Still, we know little about the functional role of the default mode network. It is often studied using so-called resting-state neuroimaging in which people are asked to sit still for five to ten minutes with their eyes closed and prevent falling asleep. Unfortunately, we have only since recently had validated tools available to quantify the content and quality of thoughts and feelings during rest and it is still not implemented as a standard procedure in resting-state neuroimaging to obtain such data. The Amsterdam Resting-State Questionnaire was specifically developed for this purpose and validated against the resting-state experiences of more than 1000 normal people. Research using this questionnaire has shown that there is a large and reliable individual variation in thoughts and feelings in normal people, but also that mental illnesses like depression and anxiety strongly impacts thoughts and feelings when we rest. Much work remains before we understand the neural correlates of such resting-state mind-wandering experiences.
Today there is an increasing interest in the Western world to use mindfulness or focused attention meditation training to gain focus and feel less stressed. During such training, people try to focus on just one point, for example the movement of one’s chest, or on the air going through one’s nostrils for ten to twenty minutes.
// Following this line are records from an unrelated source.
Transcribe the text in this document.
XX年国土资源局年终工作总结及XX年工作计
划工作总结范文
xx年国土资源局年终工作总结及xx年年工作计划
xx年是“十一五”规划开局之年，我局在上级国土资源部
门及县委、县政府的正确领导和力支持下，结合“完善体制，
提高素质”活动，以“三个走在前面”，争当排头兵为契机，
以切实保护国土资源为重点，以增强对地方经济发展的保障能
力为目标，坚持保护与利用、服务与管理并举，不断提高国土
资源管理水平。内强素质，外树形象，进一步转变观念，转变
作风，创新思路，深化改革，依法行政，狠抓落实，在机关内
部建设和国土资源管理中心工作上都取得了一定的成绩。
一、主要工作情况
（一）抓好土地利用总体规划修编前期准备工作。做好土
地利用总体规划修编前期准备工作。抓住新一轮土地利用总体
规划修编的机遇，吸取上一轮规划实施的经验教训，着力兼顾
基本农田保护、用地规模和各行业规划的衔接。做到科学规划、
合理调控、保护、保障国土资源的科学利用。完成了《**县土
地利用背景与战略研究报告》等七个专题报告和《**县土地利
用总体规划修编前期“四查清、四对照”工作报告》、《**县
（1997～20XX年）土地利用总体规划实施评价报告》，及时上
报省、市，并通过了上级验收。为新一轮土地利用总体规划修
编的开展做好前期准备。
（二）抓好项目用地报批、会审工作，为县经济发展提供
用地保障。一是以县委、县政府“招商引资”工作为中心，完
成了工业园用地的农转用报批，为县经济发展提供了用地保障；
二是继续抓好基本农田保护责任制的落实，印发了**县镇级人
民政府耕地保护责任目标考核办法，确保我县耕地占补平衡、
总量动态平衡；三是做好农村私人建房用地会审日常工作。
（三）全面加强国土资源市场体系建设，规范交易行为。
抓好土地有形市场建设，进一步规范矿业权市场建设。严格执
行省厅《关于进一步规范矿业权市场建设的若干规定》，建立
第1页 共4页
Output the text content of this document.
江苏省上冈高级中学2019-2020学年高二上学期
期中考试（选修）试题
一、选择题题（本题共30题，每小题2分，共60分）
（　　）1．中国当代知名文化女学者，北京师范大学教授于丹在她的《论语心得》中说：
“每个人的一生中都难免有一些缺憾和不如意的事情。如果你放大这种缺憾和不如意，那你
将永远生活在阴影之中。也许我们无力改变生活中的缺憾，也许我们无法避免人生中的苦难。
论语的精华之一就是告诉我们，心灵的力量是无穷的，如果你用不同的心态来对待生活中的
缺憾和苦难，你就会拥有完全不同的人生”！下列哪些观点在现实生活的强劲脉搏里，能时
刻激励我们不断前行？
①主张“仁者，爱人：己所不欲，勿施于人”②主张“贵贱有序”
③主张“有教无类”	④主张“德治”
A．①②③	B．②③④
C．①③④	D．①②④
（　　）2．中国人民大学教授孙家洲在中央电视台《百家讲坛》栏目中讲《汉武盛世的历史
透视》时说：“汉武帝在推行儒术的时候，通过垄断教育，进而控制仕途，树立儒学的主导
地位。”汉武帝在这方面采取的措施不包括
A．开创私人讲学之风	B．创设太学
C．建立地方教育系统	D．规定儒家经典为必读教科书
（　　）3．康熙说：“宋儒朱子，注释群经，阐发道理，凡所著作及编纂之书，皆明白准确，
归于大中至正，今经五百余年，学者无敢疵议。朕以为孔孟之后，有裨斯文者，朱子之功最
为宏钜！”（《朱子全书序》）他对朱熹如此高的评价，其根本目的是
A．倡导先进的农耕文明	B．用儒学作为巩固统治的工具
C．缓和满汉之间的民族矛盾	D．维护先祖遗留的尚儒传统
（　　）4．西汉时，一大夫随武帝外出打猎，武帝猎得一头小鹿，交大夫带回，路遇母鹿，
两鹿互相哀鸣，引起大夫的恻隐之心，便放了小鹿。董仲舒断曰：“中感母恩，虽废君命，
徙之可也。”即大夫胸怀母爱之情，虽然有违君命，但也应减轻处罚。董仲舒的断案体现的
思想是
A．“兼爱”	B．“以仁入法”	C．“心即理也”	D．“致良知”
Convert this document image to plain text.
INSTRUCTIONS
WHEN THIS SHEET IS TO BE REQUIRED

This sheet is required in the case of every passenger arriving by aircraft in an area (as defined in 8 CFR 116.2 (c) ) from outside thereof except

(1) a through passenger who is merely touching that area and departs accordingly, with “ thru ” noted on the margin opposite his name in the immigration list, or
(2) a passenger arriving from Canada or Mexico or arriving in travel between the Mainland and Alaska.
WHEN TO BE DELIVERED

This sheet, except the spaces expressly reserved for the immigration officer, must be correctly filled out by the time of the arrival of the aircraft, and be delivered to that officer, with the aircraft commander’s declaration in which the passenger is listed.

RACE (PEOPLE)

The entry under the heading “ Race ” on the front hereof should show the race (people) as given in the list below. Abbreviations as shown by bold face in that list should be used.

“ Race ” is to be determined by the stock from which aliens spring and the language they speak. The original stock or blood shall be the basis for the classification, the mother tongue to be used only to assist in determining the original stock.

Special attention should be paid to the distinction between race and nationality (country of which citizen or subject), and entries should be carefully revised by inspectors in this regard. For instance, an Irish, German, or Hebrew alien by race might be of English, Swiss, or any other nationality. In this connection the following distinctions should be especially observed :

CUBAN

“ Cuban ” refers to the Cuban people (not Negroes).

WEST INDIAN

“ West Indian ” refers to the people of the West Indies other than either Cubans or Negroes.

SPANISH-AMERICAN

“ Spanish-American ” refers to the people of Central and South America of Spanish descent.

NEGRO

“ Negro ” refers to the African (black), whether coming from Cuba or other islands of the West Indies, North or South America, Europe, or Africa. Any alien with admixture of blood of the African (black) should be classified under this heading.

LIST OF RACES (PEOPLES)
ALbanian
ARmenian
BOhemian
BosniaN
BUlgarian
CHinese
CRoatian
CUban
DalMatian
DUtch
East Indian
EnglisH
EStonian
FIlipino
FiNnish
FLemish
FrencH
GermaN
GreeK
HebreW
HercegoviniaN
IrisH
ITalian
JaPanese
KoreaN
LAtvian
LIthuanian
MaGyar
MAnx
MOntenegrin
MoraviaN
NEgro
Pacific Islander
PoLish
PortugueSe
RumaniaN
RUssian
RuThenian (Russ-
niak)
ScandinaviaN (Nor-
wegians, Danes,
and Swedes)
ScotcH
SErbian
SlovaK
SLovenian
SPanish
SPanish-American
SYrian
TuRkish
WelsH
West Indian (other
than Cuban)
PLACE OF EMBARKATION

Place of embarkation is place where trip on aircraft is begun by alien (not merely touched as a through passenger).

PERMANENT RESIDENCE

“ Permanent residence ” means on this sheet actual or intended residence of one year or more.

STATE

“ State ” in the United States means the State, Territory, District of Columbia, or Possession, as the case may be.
However, this is boring and the untrained person will tend to engage in mind-wandering. At some point in time, the person will notice that he is mind-wandering and the attention should be brought back to the task focus. Learning to train one’s attention is not done in a few minutes, but if one does it every single day for several weeks or years, it is possible to learn it. Such interventions have been associated with improved mental health in depression, anxiety and post traumatic stress disorder and current efforts seek to understand the neuronal mechanisms underlying these effects, as well as the impact on the content, quality and frequency of mind-wandering episodes.
Neuroscience is currently experiencing an explosion in data and a rapid progress in the digital signal processing used to make sense of the data. Resting-state neuroimaging is just one example of this as we measure hundreds to thousands of time series, each one of them originating from a small piece of brain tissue and exhibiting extremely complex fluctuations. The challenge to the signal-processing engineer is to quantify these fluctuations and relate them to neuronal mechanisms, cognition and behavior.
Every single year there are new records broken in what machines can do better than humans. Twenty five years ago it was beating a chess champion. But chess is a pretty structured game, and then it went on to beat the best Jeopardy players, and last year a computer beat the champion in Go. IBM Watson has come up with better cancer diagnosis than the best medical doctors in the world can do. With artificial intelligence rapidly improving the ability of computing systems to make sense of data, it is difficult to see why these developments will not outperform the human capacity to absorb a lot of information and make better decisions for how to understand the brain and make better suggestions for how to treat its disorders.